MANDALIKAPOST.com - Kata "Kursi" belakang makin sering terdengar secara verbal dalam obrolan, maupun tulisan surat kabar dan kanal berita, menjelang tahun politik 2024 saat ini. Istilah berebut kursi, perebutan kursi, meraih kursi menjadi hal yang lazim diperbincangkan.


Secara fisik kasat mata, kursi adalah tempat duduk. Tapi dalam filosofi politik, kursi adalah identik dengan kedudukan, jabatan, kekuasaan, kepemimpinan.


Untuk kursi dengan asumsi seperti ini, sebuah kursi di The Griya Lombok cukup menarik, menggelitik, dan kaya inspirasi.


"Kursi ini tidak bisa diduduki sembarang orang. KECUALI Anda punya ambisi menjadi seorang pemimpin," demikian sebuah tulisan papan di atas kursi.

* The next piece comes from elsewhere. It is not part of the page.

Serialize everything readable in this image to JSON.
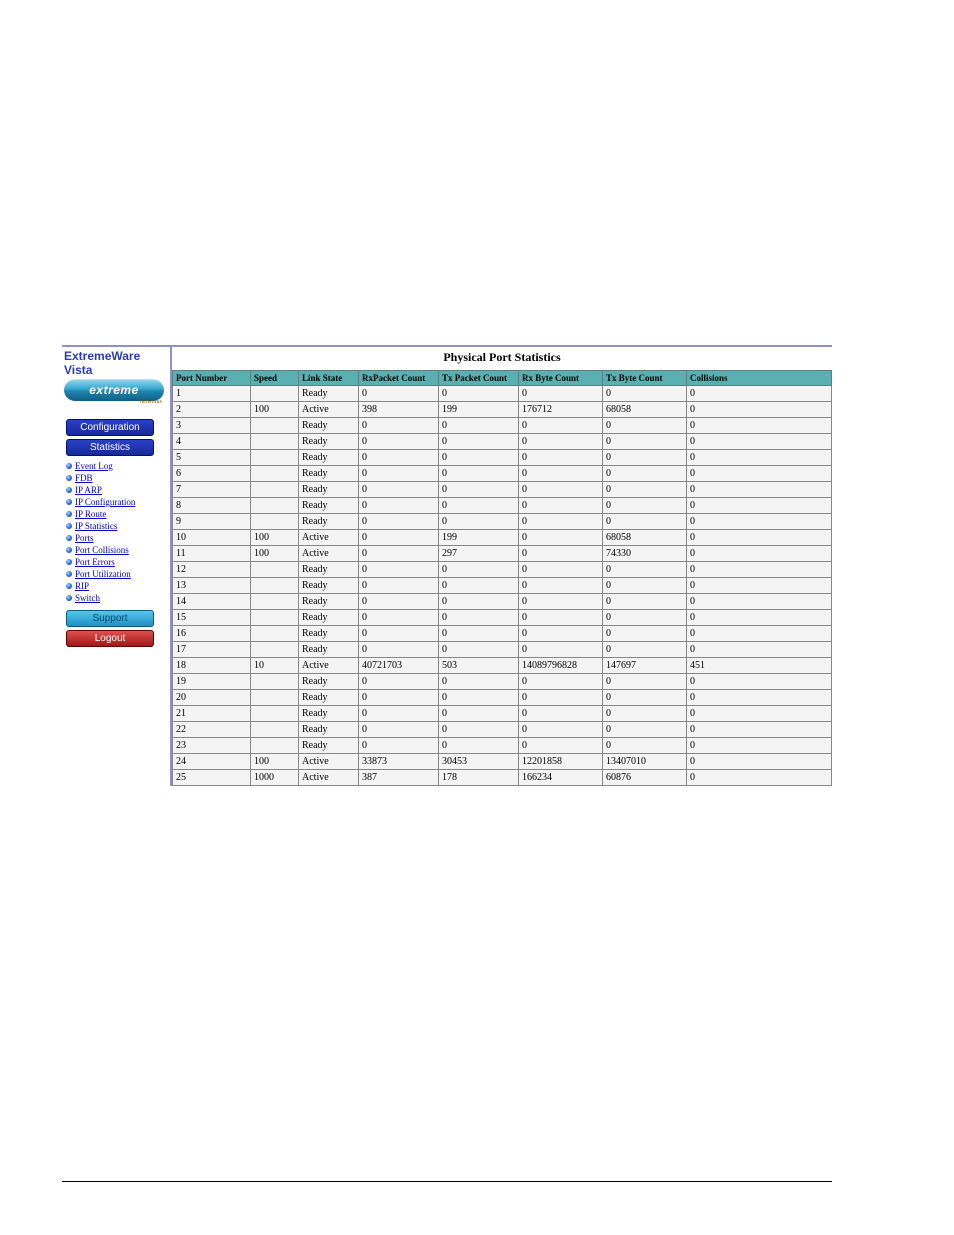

"Percaya tidak percaya. Ibu Wagub (Wagub NTB Dr Hj Sitti Rohmi Djalilah) pernah duduk di kursi ini saat beliau masih kampanye 2018 silam. Di kursi ini juga beliau sampaikan konsep Zero Waste, dan beliau jadi Wagub NTB. Begitu pula pak Sekda (Sekda NTB, H Lalu Gita Ariadi) pernah duduk di kursi ini, dan beliau kini menjadi PJ Gubernur NTB," ujar Owner The Griya Lombok, Theo Setiadi Suteja, saat Mandalika Post berkunjung ke gerainya, Sabtu 2 September 2023.


Kursi Bintang The Griya Lombok, 100 persen terbuat dari limbah sampah kertas.


Tak hanya dua tokoh NTB itu, ada beberapa pejabat lain setingkat Kabid dan Camat yang pernah merasakan "khasiat" kursi bintang The Griya Lombok, namun Theo tak ingin menyampaikan terbuka.


"Namanya kursi bintang. Motivasinya siapa pun yang duduk disini akan jadi bintang, akan jadi pemimpin. Tapi ini bukan klenik ya," ujar Theo berseloroh.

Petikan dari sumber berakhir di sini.